Há duas maneiras de participar do levantamento da CNA sobre criminalidade no campo, que continuará ativo. A primeira delas é enviar relatos por meio do Observatório da Criminalidade na página da CNA na internet. Outra é denunciar pelo Whatsapp da CNA, pelo telefone: (61) 99834-7773. Em ambos os casos identidade do cidadão é mantida em sigilo.

Crimes em áreas rurais

Ao todo, mais de 150 amostras foram coletadas pelo Instituto CNA em 17 estados através do Observatório da Criminalidade no Campo, criado em 2017. Os furtos representaram 49% dos crimes ocorridos, seguidos por roubos (33%), depredação (12%), assassinatos (3%) e queimas (3%).

Como explica a pesquisa, apenas 11 unidades federativas (entre os 26 estados mais o Distrito Federal) enviaram algum tipo de dado por meio da secretaria de segurança pública. Os principais registros, a exemplo da pesquisa da CNA, referem-se a furtos e roubos.

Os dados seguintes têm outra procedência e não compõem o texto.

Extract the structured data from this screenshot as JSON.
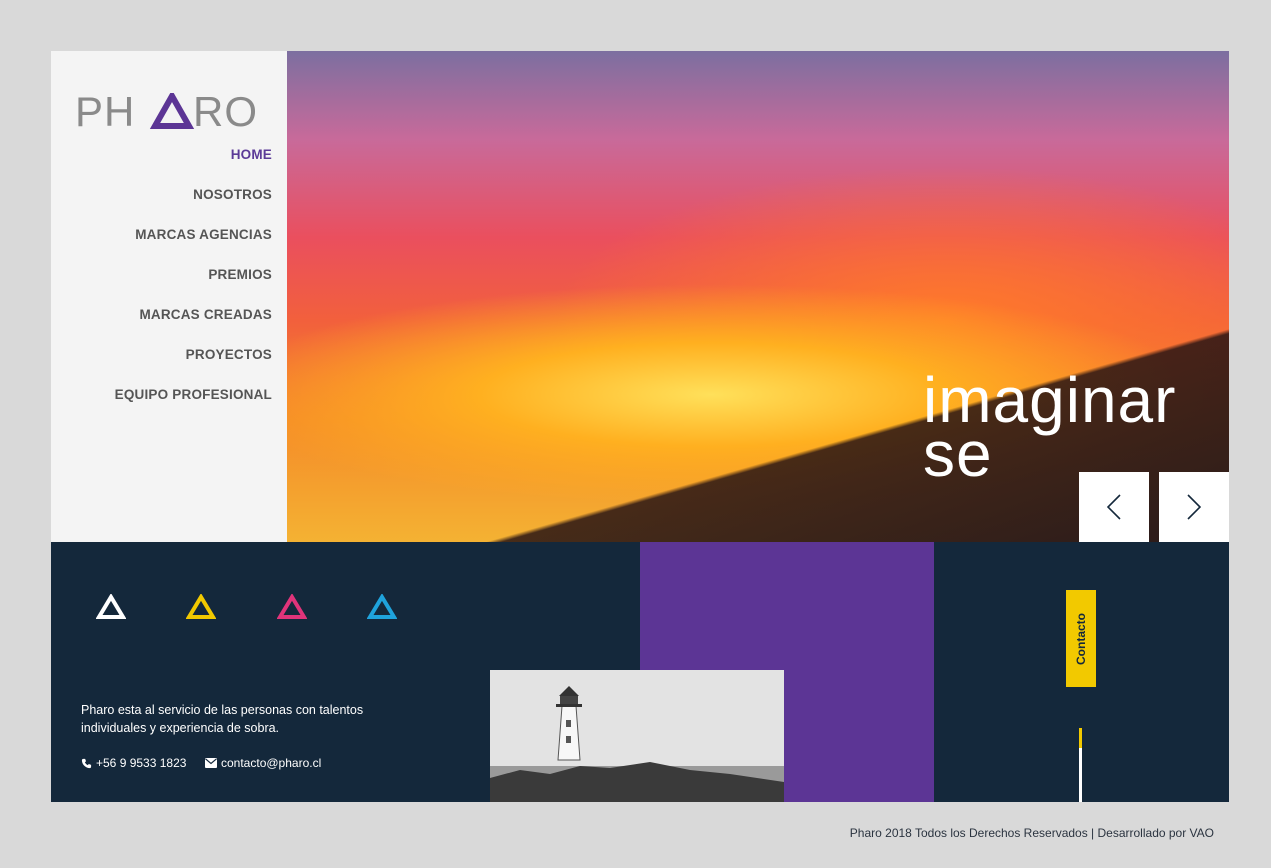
{
  "brand": {
    "name": "PHARO",
    "accent": "#5c3595",
    "logo_color": "#8a8a8a"
  },
  "nav": {
    "items": [
      {
        "label": "HOME",
        "active": true
      },
      {
        "label": "NOSOTROS",
        "active": false
      },
      {
        "label": "MARCAS AGENCIAS",
        "active": false
      },
      {
        "label": "PREMIOS",
        "active": false
      },
      {
        "label": "MARCAS CREADAS",
        "active": false
      },
      {
        "label": "PROYECTOS",
        "active": false
      },
      {
        "label": "EQUIPO PROFESIONAL",
        "active": false
      }
    ]
  },
  "hero": {
    "line1": "imaginar",
    "line2": "se",
    "prev_icon": "chevron-left-icon",
    "next_icon": "chevron-right-icon"
  },
  "footer": {
    "triangle_colors": [
      "#ffffff",
      "#f2c900",
      "#e0347a",
      "#1fa3dc"
    ],
    "about": "Pharo esta al servicio de las personas con talentos individuales y experiencia de sobra.",
    "phone": "+56 9 9533 1823",
    "email": "contacto@pharo.cl",
    "contact_tab": "Contacto",
    "copyright": "Pharo 2018 Todos los Derechos Reservados | Desarrollado por VAO"
  }
}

“São roubos de medicamentos veterinários, gado, agroquímicos, entre outros. Muitas vezes, são produtos de pouco volume e muito valor, já que um galão de três litros de herbicida pode chegar a R$ 5 mil. Houve casos de roubo logo na chegada dos produtos em cooperativas”, revela Sanches. “Inclusive sugerimos que grandes conglomerados de produtores e cooperativas informem à polícia quando irá acontecer a chegada desse produtos”, completa.

Roubos perto da cidade

O secretário-executivo do Instituto CNA destaca que uma surpresa foi a localização dos roubos: a maioria dos casos acontece a menos de 50 km da sede do município.

“Podem até ser roubos de oportunidade, mas podemos estimar que as ações são de quadrilhas especializadas em roubo de implementos e produtos agrícolas”, diz. Em um caso, um caminhão ‘encostou’ do lado da fazenda para roubar 200 sacas de café.


Medidas sugeridas

O estudo da CNA sugere 12 propostas. Uma das mais importantes, afirma André Sanchez, é a padronização do relato de ocorrências, para que seja fácil verificar os tipos de roubo, a localização, o perfil das ocorrências, além do tamanho das propriedades que costumam ser assaltadas.

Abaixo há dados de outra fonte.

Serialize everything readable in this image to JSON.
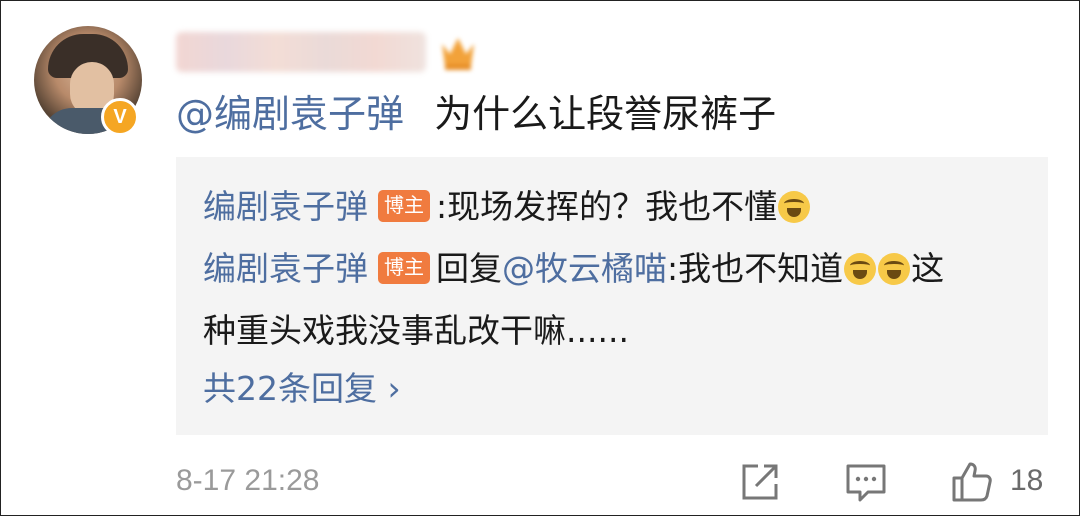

Outra sugestão é a presença de delegacias especializadas em ocorrências no campo. “Isso já existe no Rio Grande do Sul e está surtindo resultados, com a diminuição dos casos”, afirma Sanches. Neste sentido, a CNA sugere a criação de uma ouvidoria nacional. Além disso, o representante da entidade pede mudança da legislação, aumentando a pena para receptadores de produtos roubados.